If any of these risks materialize or our assumptions
prove incorrect, actual results could differ materially from the results implied by these forward-looking statements. There may be additional
risks that neither Viveon nor Suneva presently know, or that Viveon and Suneva currently believe are immaterial that could also cause
actual results to differ from those contained in the forward-looking statements. In addition, forward-looking statements reflect Viveon
and Suneva’s current expectations, plans and forecasts of future events and views as of the date hereof. Nothing in this Current
Report on Form 8-K and the attachments hereto should be regarded as a representation by any person that the forward-looking statements
set forth herein will be achieved or that any of the contemplated results of such forward-looking statements will be achieved. You should
not place undue reliance on forward-looking statements in this Current Report on Form 8-K and the attachments hereto, which speak only
as of the date they are made and are qualified in their entirety by reference to the cautionary statements herein and the risk factors
of Viveon and Suneva described above. Viveon and Suneva anticipate that subsequent events and developments will cause their assessments
to change. However, while Viveon and Suneva may elect to update these forward-looking statements at some point in the future, they each
specifically disclaim any obligation to do so, except as required by law. These forward-looking statements should not be relied upon
as representing Viveon or Suneva’s assessments as of any date subsequent to the date of this Current Report on Form 8-K. Accordingly,
undue reliance should not be placed upon the forward-looking statements.

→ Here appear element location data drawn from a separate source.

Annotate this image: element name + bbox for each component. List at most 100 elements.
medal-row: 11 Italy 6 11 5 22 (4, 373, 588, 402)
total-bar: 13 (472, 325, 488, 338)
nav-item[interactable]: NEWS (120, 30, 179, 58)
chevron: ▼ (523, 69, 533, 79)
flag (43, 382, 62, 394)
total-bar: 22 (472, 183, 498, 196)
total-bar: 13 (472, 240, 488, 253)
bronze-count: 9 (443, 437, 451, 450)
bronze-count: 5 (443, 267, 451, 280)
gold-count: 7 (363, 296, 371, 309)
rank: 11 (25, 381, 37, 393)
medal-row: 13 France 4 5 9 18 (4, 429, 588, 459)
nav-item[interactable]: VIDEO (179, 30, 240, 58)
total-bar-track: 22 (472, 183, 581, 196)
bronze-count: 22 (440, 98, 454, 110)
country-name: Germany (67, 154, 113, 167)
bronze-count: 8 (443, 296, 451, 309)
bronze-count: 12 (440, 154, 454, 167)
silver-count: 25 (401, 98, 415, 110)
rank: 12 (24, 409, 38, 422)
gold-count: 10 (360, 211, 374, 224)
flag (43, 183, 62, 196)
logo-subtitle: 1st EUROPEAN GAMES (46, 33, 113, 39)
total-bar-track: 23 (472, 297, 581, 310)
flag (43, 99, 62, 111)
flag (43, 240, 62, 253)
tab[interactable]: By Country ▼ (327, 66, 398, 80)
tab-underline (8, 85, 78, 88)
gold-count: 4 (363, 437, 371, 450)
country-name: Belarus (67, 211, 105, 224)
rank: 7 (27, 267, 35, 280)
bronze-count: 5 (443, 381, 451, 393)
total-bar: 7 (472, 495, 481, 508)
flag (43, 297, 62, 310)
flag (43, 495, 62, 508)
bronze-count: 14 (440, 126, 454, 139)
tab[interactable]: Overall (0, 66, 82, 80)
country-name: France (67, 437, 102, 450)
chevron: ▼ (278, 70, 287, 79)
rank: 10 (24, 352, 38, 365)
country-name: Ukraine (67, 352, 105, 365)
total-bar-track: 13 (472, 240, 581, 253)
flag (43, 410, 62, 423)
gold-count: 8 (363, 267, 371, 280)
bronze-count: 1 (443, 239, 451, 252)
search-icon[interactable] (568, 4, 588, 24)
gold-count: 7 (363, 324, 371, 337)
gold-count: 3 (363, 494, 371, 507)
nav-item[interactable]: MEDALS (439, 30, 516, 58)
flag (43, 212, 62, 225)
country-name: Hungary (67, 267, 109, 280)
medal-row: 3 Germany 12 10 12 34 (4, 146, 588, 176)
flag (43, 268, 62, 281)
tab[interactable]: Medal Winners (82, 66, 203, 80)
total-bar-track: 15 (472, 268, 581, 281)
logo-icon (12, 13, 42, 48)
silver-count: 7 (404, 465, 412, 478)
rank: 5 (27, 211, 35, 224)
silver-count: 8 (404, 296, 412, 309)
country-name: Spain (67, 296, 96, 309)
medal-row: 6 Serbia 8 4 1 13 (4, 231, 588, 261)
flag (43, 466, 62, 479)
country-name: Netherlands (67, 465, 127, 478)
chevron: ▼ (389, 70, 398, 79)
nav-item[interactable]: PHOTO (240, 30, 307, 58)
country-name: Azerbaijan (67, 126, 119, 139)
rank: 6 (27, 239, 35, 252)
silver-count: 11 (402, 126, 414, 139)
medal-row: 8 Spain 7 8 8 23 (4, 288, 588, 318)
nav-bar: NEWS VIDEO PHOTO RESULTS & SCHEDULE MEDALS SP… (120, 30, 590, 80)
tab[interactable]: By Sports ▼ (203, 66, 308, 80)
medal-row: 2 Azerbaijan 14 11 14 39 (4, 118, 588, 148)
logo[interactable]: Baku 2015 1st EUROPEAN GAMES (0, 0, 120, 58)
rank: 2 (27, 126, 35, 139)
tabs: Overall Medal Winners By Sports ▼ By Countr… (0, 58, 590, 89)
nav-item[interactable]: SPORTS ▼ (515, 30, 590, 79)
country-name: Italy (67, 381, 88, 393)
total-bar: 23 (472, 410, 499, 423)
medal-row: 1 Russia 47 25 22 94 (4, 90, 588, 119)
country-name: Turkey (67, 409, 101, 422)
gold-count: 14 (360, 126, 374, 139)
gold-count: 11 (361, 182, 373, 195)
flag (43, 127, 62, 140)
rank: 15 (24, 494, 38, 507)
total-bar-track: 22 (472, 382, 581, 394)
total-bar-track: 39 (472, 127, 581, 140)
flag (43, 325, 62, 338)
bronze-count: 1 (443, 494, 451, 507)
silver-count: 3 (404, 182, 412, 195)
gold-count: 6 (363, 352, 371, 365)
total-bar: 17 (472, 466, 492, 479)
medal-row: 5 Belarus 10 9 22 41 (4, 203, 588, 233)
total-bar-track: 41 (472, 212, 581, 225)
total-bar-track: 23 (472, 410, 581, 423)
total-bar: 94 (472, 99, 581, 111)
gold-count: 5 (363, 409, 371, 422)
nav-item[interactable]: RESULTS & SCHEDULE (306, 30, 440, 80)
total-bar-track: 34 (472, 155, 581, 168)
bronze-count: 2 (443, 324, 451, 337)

Participants in the Solicitation
Viveon and Suneva and their respective directors
and executive officers may be deemed to be participants in the solicitation of proxies from Viveon’s stockholders in connection
with the proposed Merger. A list of the names of the directors and executive officers of Viveon and information regarding their interests
in the Merger will be contained in the proxy statement/prospectus when available. You may obtain free copies of these documents as described
in the second paragraph under the above section entitled “Important Information for Investors and Stockholders.”
This communication does not constitute an offer
to sell or the solicitation of an offer to buy any securities or a solicitation of any vote or approval, nor shall there be any sale of
any securities in any state or jurisdiction in which such offer, solicitation, or sale would be unlawful prior to registration or qualification
under the securities laws of such other jurisdiction. No offering of securities shall be made except by means of a prospectus meeting
the requirements of Section 10 of the Securities Act, or an exemption therefrom.